/ Published September 08, 2020
Restoring Thucydides: Testing Familiar Lessons and Deriving New Ones by Andrew R. Novo and Jay M. Parker. Cambria Press, 2020, 198 pp.
“Wake any political scientist from a dead sleep with the words, ‘[T]the strong do what they can’ and they will likely finish the sentence, ‘the weak suffer what they must’ ” (p. 119). This quote highlights just one of the many noted fortune cookie-esque sentences from which most individuals have derived their knowledge of Thucydides. Andrew R. Novo and Jay M. Parker, both professors at the National Defense University, find this knowledge problematic. As a result, they seek to bring their varied but reinforcing backgrounds in history, classics, and international relations to bear on this relatively short, efficient introduction to Thucydides.
Their most repeated refrain centers on understanding the context in which Thucydides wrote to challenge the international relations’ (IR) community’s imposition of realism and structuralism onto his work. Thus, while they provide some overview of debates within the IR community about how to interpret Thucydides, most of their approach is historical in nature. They want readers to wrestle with the entirety of the text and seek to place it in historical context, and then they want readers to apply this approach habitually.
This book is especially timely in light of Graham Allison’s oft-cited work Destined for War: Can America and China Escape Thucydides’s Trap? The authors have not designed their work specifically to challenge Allison, but readers will certainly be prepared to do so upon completing this book. Their first chapter, entitled “Trap or Talisman?,” provides context on Athens, Sparta, and other relevant Greek city-states as well as on Thucydides himself. The second chapter compellingly challenges systemic thinking that the IR community uses to portray a problematic bipolar world of Sparta and Athens. True to their historical thinking, the authors also resist the idea of an inevitable war between these powers. Rather, war broke out because of the choices made not only by Athens and Sparta—where citizens actively debated the use of force—but also by smaller allied powers. Major powers had to make tough decisions as to whether to provide support to uphold their alliances. In Sparta’s case, this made the notion of Sparta hegemony a “chimera” (p. 46). That is not to say that Sparta was not powerful, but just that it had significant limits placed upon its actions by past decisions. Likewise, Syracuse and Corinth could be considered “major power[s] in their own right” (p. 53). This kind of context is essential to challenge the frequently quoted line about the inevitability of war between Athens and Sparta. Similarly, we should be careful to avoid making faulty parallels between Athens and Sparta then and the US and China today.
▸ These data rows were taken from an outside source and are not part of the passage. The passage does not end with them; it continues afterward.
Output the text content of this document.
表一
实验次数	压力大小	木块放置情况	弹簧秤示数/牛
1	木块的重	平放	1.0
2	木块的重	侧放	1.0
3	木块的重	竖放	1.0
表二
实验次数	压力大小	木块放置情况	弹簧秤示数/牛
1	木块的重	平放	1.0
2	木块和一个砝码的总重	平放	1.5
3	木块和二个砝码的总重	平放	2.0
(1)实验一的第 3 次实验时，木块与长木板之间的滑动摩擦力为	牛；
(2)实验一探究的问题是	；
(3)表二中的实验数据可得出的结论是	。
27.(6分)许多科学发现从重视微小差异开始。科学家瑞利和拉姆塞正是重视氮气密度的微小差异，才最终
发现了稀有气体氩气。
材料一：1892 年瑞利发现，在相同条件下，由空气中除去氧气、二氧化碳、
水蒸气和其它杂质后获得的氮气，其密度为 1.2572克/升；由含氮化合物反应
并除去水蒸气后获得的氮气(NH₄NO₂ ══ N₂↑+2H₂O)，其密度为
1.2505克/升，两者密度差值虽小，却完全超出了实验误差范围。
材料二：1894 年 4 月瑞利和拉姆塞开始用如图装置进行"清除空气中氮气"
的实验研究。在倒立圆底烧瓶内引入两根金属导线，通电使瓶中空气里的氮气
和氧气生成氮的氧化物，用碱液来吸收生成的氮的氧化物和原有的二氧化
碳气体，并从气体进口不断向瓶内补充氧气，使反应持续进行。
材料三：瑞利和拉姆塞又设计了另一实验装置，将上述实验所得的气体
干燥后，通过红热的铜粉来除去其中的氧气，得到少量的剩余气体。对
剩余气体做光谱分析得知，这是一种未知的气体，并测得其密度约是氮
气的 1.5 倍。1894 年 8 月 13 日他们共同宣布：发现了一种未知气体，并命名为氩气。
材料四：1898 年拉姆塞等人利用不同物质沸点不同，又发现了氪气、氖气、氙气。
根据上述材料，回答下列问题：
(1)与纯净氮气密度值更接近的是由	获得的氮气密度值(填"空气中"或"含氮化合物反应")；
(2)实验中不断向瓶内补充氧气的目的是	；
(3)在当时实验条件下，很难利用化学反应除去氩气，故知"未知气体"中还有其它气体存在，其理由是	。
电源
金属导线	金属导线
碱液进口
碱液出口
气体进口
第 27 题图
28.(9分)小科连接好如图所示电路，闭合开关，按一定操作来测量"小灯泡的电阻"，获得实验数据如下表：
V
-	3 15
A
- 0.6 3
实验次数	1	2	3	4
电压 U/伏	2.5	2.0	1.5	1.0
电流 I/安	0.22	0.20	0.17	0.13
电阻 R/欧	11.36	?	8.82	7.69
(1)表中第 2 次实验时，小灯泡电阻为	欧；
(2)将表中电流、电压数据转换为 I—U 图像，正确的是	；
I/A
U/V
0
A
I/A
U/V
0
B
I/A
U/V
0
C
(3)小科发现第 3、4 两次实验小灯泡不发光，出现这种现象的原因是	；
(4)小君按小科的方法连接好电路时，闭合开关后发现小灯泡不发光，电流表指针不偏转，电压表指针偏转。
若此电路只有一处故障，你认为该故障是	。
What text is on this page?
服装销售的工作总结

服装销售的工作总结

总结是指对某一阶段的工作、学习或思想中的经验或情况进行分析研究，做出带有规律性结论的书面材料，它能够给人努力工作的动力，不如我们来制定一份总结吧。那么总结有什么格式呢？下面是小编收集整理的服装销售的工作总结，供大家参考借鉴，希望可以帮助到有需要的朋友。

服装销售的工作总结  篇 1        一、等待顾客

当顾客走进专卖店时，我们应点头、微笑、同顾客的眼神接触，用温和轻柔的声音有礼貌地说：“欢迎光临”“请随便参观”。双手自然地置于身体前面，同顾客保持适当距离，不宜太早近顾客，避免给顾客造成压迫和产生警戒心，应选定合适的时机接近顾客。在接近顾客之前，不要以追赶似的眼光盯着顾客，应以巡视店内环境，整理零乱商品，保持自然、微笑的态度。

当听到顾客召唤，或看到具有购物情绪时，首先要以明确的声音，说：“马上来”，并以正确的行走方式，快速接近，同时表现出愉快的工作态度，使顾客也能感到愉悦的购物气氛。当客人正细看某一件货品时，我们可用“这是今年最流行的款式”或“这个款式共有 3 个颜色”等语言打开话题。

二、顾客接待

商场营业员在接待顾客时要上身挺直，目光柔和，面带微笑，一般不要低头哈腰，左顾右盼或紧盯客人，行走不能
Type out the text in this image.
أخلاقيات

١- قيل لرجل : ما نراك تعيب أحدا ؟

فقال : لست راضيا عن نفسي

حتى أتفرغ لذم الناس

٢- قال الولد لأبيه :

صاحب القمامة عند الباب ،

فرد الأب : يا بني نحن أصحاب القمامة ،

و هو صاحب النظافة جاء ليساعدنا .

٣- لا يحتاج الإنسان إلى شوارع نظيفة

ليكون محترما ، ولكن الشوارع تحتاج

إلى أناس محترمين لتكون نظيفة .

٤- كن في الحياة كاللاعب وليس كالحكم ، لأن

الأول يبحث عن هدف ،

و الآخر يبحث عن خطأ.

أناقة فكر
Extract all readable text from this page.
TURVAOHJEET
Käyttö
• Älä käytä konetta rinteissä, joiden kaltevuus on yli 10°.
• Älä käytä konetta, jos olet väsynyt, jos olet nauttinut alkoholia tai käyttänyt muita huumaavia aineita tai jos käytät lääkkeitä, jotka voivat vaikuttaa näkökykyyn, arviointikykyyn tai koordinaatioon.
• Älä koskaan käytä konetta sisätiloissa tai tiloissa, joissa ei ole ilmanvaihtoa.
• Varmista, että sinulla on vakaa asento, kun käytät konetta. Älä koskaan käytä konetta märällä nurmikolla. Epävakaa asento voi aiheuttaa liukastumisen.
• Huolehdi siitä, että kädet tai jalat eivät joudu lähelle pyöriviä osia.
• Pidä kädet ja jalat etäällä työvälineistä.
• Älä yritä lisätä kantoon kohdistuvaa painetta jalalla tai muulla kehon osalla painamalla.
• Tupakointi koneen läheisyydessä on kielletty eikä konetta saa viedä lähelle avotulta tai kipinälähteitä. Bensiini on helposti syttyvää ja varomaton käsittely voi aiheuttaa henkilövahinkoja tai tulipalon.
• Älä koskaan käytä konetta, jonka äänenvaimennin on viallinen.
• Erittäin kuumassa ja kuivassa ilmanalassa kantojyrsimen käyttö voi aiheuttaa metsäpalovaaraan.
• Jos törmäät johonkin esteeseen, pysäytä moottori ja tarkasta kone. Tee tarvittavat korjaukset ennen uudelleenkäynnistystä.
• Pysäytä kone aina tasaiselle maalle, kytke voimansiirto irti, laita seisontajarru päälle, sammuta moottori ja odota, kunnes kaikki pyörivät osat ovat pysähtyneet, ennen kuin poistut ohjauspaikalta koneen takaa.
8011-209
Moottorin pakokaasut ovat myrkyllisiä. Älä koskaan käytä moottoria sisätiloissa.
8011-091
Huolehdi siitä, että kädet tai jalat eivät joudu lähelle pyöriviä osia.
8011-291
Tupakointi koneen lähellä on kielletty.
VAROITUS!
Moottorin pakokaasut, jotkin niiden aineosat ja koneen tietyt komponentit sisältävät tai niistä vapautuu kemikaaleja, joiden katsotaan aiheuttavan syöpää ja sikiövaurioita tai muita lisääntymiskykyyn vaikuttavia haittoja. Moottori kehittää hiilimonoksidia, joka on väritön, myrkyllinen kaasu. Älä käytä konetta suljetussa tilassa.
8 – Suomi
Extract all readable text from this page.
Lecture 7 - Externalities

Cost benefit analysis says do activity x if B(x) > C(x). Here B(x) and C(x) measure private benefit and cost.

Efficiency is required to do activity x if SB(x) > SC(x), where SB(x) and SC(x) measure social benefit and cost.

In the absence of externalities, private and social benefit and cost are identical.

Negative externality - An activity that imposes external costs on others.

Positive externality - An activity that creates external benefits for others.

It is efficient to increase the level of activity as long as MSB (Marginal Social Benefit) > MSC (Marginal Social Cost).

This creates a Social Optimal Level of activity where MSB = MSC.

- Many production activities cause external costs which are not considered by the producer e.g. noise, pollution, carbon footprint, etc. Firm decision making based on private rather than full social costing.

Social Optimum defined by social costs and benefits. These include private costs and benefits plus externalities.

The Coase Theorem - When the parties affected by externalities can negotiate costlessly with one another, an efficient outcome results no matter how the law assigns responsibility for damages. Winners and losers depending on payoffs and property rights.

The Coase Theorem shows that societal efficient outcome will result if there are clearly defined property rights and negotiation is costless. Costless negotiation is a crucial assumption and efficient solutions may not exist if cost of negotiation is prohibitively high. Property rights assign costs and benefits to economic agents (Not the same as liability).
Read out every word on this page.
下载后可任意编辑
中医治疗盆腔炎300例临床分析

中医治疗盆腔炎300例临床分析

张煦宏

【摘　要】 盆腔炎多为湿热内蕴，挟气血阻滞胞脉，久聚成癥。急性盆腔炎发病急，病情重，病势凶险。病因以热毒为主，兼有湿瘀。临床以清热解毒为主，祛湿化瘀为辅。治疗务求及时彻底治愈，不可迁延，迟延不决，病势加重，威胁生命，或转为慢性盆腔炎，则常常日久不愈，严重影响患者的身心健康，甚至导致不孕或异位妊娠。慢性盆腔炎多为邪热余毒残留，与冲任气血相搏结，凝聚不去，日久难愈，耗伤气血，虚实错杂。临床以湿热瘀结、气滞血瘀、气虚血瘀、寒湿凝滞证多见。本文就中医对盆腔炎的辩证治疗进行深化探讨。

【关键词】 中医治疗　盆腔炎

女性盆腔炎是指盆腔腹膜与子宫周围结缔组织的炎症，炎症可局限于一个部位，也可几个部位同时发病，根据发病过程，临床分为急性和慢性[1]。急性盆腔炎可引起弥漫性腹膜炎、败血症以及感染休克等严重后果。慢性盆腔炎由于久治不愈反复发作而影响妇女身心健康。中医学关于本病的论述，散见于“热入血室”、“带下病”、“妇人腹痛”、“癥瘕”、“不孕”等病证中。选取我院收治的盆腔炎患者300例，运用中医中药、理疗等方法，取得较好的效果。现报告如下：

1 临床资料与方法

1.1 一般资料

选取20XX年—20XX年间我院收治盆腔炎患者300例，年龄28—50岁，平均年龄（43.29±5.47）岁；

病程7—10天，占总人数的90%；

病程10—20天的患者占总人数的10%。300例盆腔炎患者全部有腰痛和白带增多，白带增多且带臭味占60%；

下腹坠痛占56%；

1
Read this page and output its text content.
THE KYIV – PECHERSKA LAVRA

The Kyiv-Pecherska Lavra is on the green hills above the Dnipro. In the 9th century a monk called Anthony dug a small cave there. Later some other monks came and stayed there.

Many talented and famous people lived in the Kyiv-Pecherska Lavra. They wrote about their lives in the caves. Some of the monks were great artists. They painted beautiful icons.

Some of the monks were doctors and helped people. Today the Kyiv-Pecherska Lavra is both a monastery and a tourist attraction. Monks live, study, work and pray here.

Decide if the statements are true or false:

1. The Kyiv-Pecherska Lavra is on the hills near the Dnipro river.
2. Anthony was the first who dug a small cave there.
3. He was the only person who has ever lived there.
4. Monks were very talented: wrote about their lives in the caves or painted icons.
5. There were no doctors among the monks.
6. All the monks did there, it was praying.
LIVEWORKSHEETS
The next chapter unpacks the idea that fear pushed Sparta into war with Athens. The authors make a number of interesting observations about fear, such as pointing out the oddity of a city-state known so much for “courage and martial valor” acting out of fear in the first place (p. 90). A bit contradictorily, though, the authors then highlight that the most important Spartan fear may not have been of Athens but of their own helots (p. 91). This theme also reinforces the authors’ continuing insistence that domestic realities and politics made essential contributions to decision-making in Athens and Sparta. They also identify a specific trigger for Spartan fear to keep readers from making simplistic, sweeping conclusions about how fear functions in international relations, noting that fear propelled Spartans into action when Athens “began to encroach upon Sparta’s allies” (p. 92).
They reinforce the complexity of the Peloponnesian War by insisting on the “fragility of power and the fundamental flexibility of alliances” (p. 104), which dramatically emerges when one takes a wider view of the war than Thucydides. Furthermore, states struggle to measure power and, as a result, often make problematic and costly miscalculations (p. 173). This theme emerges strongly in subsequent chapters when the authors challenge the notion that the weak must endure what the strong can dish out. As the authors insist, the strong may do what they want, but they should also recognize the likelihood of painfully suffering from their own decisions (p. 120). This example is important when one considers the longer perspective of ancient Greek history—a perspective Thucydides failed to incorporate fully given his death before the ramifications of conflict had fully played out. For example, a strong Athens brutally destroyed the much weaker city-state of Melos even though Athens did not have to employ brutal force; rather, internal disagreements within the Melos government led some individuals to betray Melos to Athens (p. 133). But, even more importantly in the long term, no one really won in Greece. Athens fell in 404 BCE, yet the devastation continued, with Spartan power later “shattered” in 362 BCE (p. 168). Ultimately, Athens, Sparta, and Thebes all “bid for dominance and failed” (p. 169). In other words, no one really won except later participants who benefited from Greece’s disorder, reinforcing one of the authors’ key points that the “winner is not necessarily better off than before the war began” (p. 174).
While this work never quite makes a case for how it differs entirely from previous works, it is an accessible treatment of Thucydides that provides invaluable perspective for students and professors alike, either before or after reading the ancient historian’s work on the Peloponnesian War. Ultimately, the kind of issues the authors raise throughout help introduce students to complexity and the eschewal of simple answers to complex questions. This book will benefit students beginning a war theory course in professional military education or those more broadly enrolled in IR or history courses.